Necrotic: Dissolves things into darkness and dust with the elemental power of nothingness. Introduced in 4th edition as a more fantasy-appropriate alternative to Negative Energy, and stuck around into 5e.

Poison: Whether or not Poison is an elemental damage type has flip-flopped over the years, but it seemed to solidify as one with 4th and 5th edition.

Psychic: Deals damage to the mind rather than the body, making it the damage of choice for psychics. Has also been referred to as Mental damage.

One of the problems with elemental damage types, if you wanna be a themed spellcaster, is that there's frankly more options for some types than others.

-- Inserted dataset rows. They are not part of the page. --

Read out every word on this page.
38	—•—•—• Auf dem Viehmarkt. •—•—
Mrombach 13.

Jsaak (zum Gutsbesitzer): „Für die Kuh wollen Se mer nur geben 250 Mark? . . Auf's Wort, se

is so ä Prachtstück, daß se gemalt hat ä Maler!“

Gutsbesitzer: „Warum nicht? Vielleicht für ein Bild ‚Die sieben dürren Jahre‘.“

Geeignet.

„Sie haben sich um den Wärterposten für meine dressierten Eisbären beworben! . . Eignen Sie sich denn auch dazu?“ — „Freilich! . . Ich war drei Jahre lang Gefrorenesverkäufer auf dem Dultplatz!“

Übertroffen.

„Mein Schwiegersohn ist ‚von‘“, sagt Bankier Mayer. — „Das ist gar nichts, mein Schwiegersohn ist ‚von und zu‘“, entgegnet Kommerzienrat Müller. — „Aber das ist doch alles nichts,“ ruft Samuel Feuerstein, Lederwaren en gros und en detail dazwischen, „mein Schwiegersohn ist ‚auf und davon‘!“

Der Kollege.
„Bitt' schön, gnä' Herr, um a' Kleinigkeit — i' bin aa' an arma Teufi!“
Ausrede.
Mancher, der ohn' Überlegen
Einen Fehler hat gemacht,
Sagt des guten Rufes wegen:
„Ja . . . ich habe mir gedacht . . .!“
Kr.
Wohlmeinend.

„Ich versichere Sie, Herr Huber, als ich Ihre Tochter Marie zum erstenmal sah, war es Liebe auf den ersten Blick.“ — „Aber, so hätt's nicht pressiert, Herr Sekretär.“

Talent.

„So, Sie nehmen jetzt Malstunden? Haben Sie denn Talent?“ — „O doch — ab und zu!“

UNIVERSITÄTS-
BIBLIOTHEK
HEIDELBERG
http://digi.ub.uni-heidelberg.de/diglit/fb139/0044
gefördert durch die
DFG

Fire or Lightning spells are decently common, but Cold/Ice is way less so, and as for the rest...!

In 3rd edition, perhaps recognizing this, two Metamagic feats were introduced that were pretty much essentials if you were going to be an Evoker, or one of the Evoker-but-harderer classes like a Warmage: Energy Substitution, and its improved variant Energy Admixture. The former is a multi-selection metamagic feat; each time you pick it, you choose one elemental damage type (originally Acid/Cold/Electric/Fire/Sonic, but it was quickly reprinted without the last one) and when you applied the metamagic, it changed the damage type to that choice. Thus, even one pick of Energy Substitution effectively doubled your arsenal, making it a no-brainer for any blaster or sniper type magic user. Energy Admixture would double the damage types (and the damage inflicted), so it was even better.